It is almost summer and there is a job going in the far west. It is visitor services manager - a title made of gobbledegook – but the location is the finest: at St Michael’s Mount in Cornwall.
You can, if you wish, even live there, in a neat cottage by the harbour. This might be the most exciting job since the Isles of Scilly needed a new policeman to stand on the quay and give day-trippers the Paddington Bear stare. That call for applicants went viral. This one should, too.
The castle on St Michael’s Mount is the prettiest house in England. It is owned by the National Trust, who lease it to the St Levan family, who have been here since Oliver Cromwell’s time. They have amassed a wonderful collection of portraits of their own home, and I can’t blame them.
I can see it from the bottom of my road, out in the bay. It is a medieval church attached to a castle with a Victorian extension that you can only see from a boat, which is a relief.
But the real draw is the location; out in Mount’s Bay, it is an island for seventeen hours out of twenty-four. When the tide rolls out, a paved granite road to the island is revealed. It is curved and utterly captivating; golden in parts and edged with seaweed.

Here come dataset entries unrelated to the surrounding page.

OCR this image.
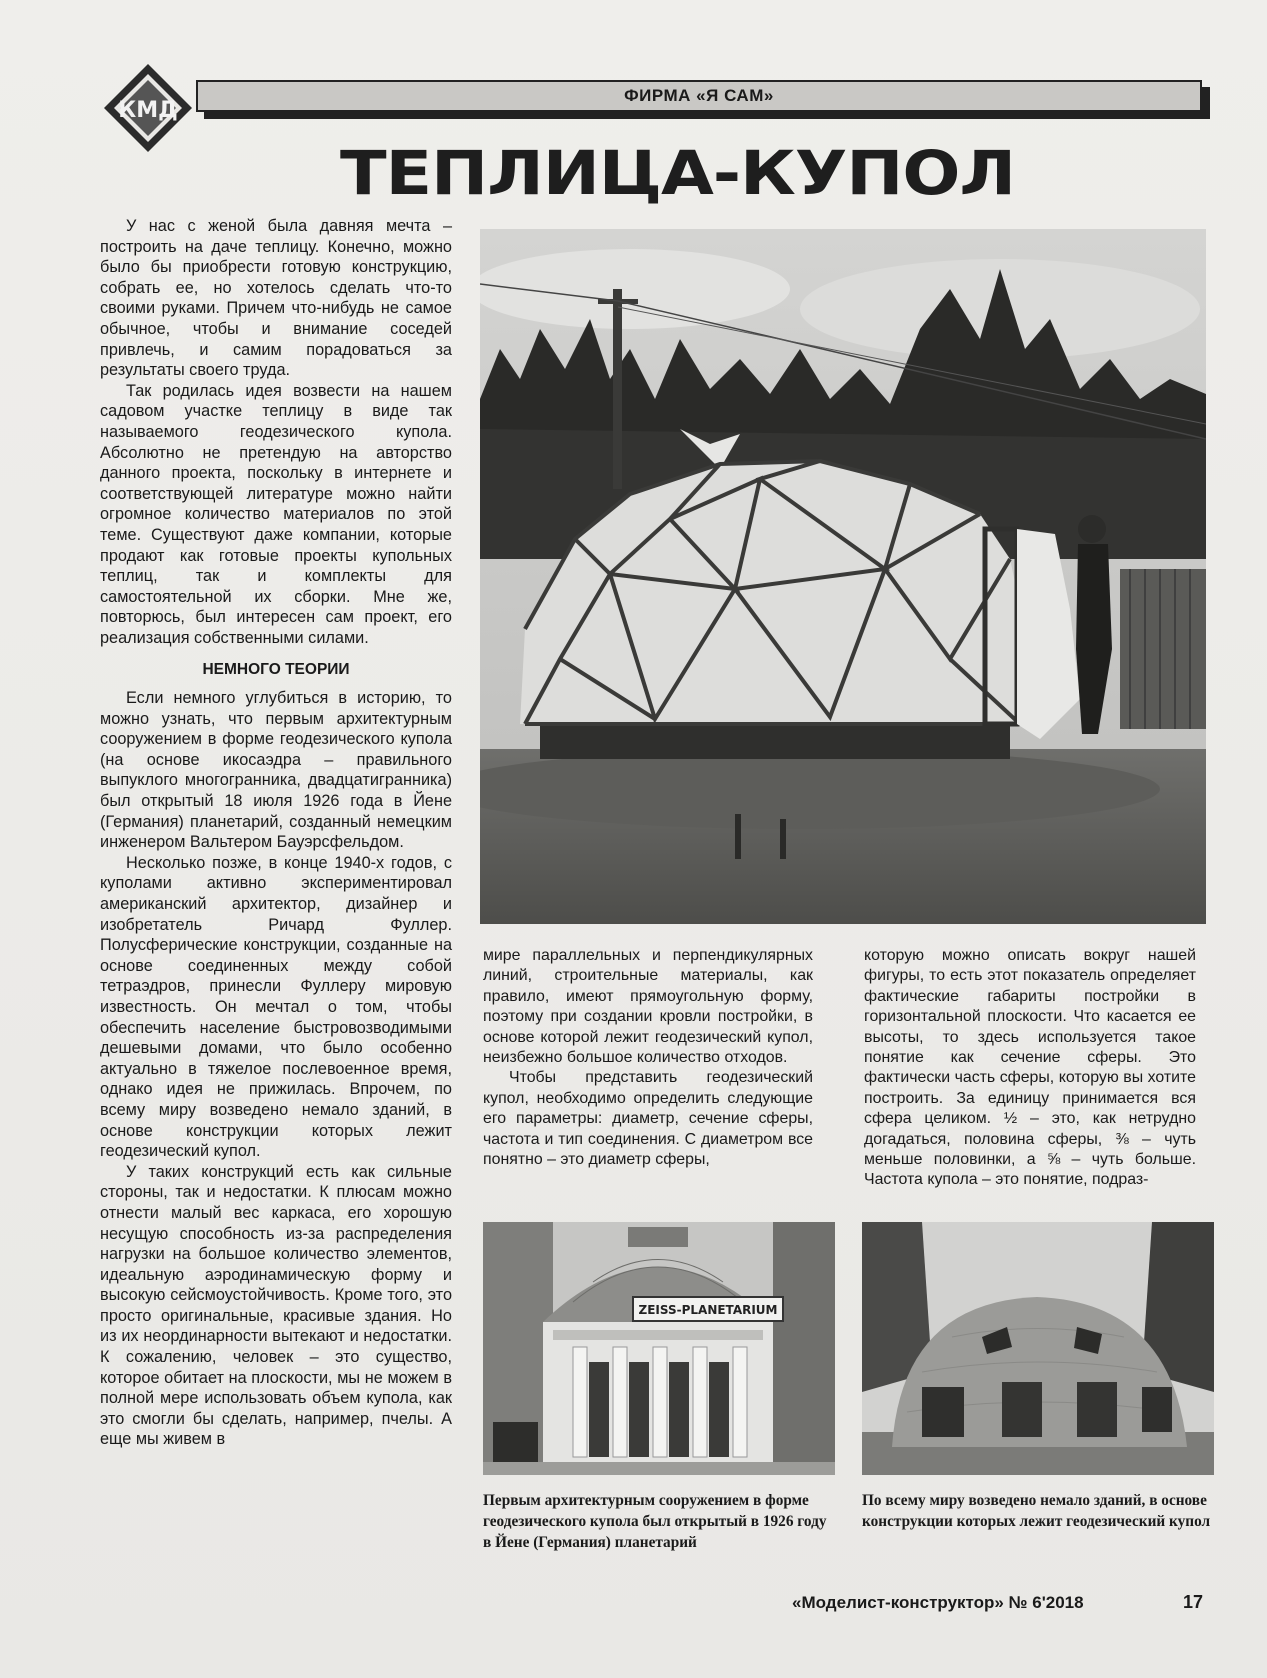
КМД
ФИРМА «Я САМ»
ТЕПЛИЦА-КУПОЛ

У нас с женой была давняя мечта – построить на даче теплицу. Конечно, можно было бы приобрести готовую конструкцию, собрать ее, но хотелось сделать что-то своими руками. Причем что-нибудь не самое обычное, чтобы и внимание соседей привлечь, и самим порадоваться за результаты своего труда.

Так родилась идея возвести на нашем садовом участке теплицу в виде так называемого геодезического купола. Абсолютно не претендую на авторство данного проекта, поскольку в интернете и соответствующей литературе можно найти огромное количество материалов по этой теме. Существуют даже компании, которые продают как готовые проекты купольных теплиц, так и комплекты для самостоятельной их сборки. Мне же, повторюсь, был интересен сам проект, его реализация собственными силами.

НЕМНОГО ТЕОРИИ

Если немного углубиться в историю, то можно узнать, что первым архитектурным сооружением в форме геодезического купола (на основе икосаэдра – правильного выпуклого многогранника, двадцатигранника) был открытый 18 июля 1926 года в Йене (Германия) планетарий, созданный немецким инженером Вальтером Бауэрсфельдом.

Несколько позже, в конце 1940-х годов, с куполами активно экспериментировал американский архитектор, дизайнер и изобретатель Ричард Фуллер. Полусферические конструкции, созданные на основе соединенных между собой тетраэдров, принесли Фуллеру мировую известность. Он мечтал о том, чтобы обеспечить население быстровозводимыми дешевыми домами, что было особенно актуально в тяжелое послевоенное время, однако идея не прижилась. Впрочем, по всему миру возведено немало зданий, в основе конструкции которых лежит геодезический купол.

У таких конструкций есть как сильные стороны, так и недостатки. К плюсам можно отнести малый вес каркаса, его хорошую несущую способность из-за распределения нагрузки на большое количество элементов, идеальную аэродинамическую форму и высокую сейсмоустойчивость. Кроме того, это просто оригинальные, красивые здания. Но из их неординарности вытекают и недостатки. К сожалению, человек – это существо, которое обитает на плоскости, мы не можем в полной мере использовать объем купола, как это смогли бы сделать, например, пчелы. А еще мы живем в

мире параллельных и перпендикулярных линий, строительные материалы, как правило, имеют прямоугольную форму, поэтому при создании кровли постройки, в основе которой лежит геодезический купол, неизбежно большое количество отходов.

Чтобы представить геодезический купол, необходимо определить следующие его параметры: диаметр, сечение сферы, частота и тип соединения. С диаметром все понятно – это диаметр сферы,

которую можно описать вокруг нашей фигуры, то есть этот показатель определяет фактические габариты постройки в горизонтальной плоскости. Что касается ее высоты, то здесь используется такое понятие как сечение сферы. Это фактически часть сферы, которую вы хотите построить. За единицу принимается вся сфера целиком. ½ – это, как нетрудно догадаться, половина сферы, ⅜ – чуть меньше половинки, а ⅝ – чуть больше. Частота купола – это понятие, подраз-

ZEISS-PLANETARIUM

Первым архитектурным сооружением в форме геодезического купола был открытый в 1926 году в Йене (Германия) планетарий

По всему миру возведено немало зданий, в основе конструкции которых лежит геодезический купол

«Моделист-конструктор» № 6'2018	17
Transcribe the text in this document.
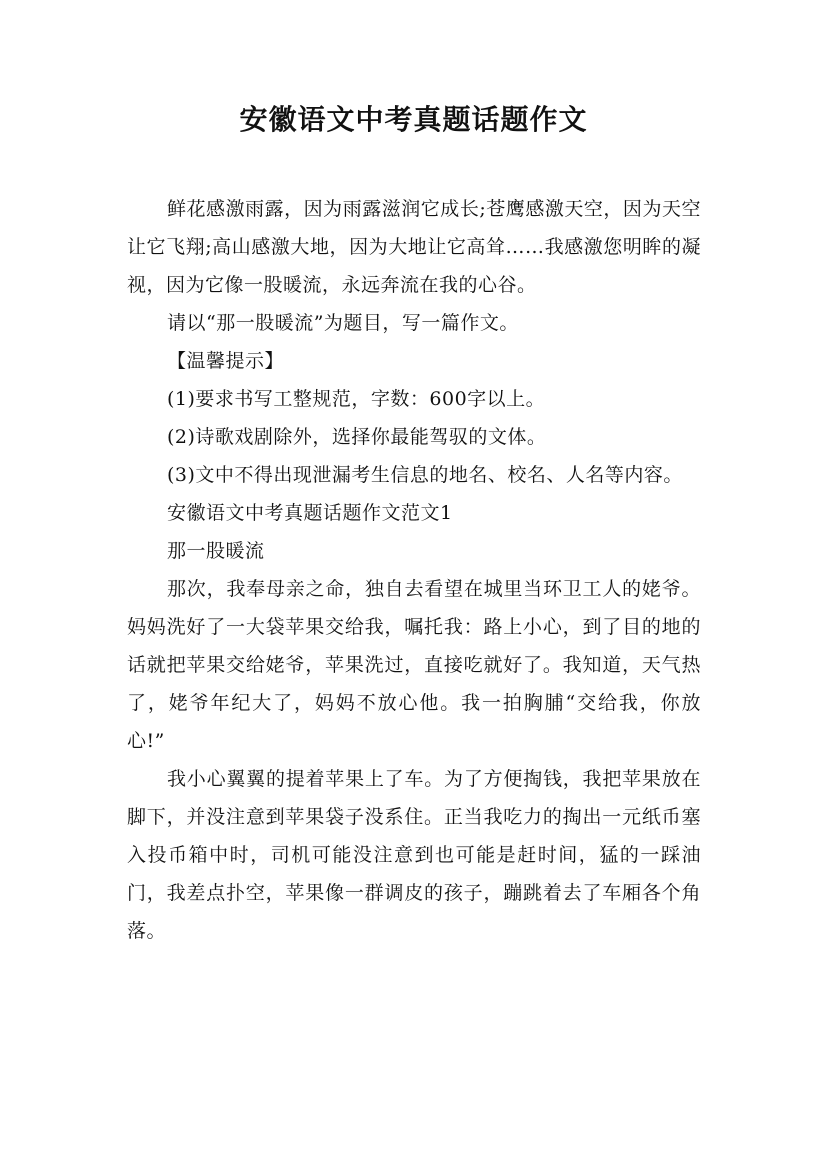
安徽语文中考真题话题作文

鲜花感激雨露，因为雨露滋润它成长;苍鹰感激天空，因为天空让它飞翔;高山感激大地，因为大地让它高耸……我感激您明眸的凝视，因为它像一股暖流，永远奔流在我的心谷。

请以“那一股暖流”为题目，写一篇作文。

【温馨提示】

(1)要求书写工整规范，字数：600字以上。

(2)诗歌戏剧除外，选择你最能驾驭的文体。

(3)文中不得出现泄漏考生信息的地名、校名、人名等内容。

安徽语文中考真题话题作文范文1

那一股暖流

那次，我奉母亲之命，独自去看望在城里当环卫工人的姥爷。妈妈洗好了一大袋苹果交给我，嘱托我：路上小心，到了目的地的话就把苹果交给姥爷，苹果洗过，直接吃就好了。我知道，天气热了，姥爷年纪大了，妈妈不放心他。我一拍胸脯“交给我，你放心!”

我小心翼翼的提着苹果上了车。为了方便掏钱，我把苹果放在脚下，并没注意到苹果袋子没系住。正当我吃力的掏出一元纸币塞入投币箱中时，司机可能没注意到也可能是赶时间，猛的一踩油门，我差点扑空，苹果像一群调皮的孩子，蹦跳着去了车厢各个角落。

The Archangel Michael may have appeared to fishermen here in the 5th century, or maybe not. But the Mount is full of such myths. There is a giant’s heart, or not, made of stone, and Queen Victoria’s footprint – this is more likely. And, according to my son’s story book, the Queen of the Mermice of Mousehole lives in a cavern under the island, guarded by cod-fish butlers. Normally I am immune to such nonsense. But I could believe anything of the magic castle on the mountain.
In summer, it is filled with pilgrims. I went to Marazion yesterday to get a boat to the island for a coffee and the queue at Chapel Rock was two hundred long. But, like Venice, it is more fascinating in winter, when it is lonely and damp, even if you don’t get to watch tourists getting their feet wet. Few boats run for visitors in winter; you must walk there.
The islanders are served by an amazing amphibious vehicle. I saw it once, driving out of the sea. It would be odd anywhere else. Here it looks normal.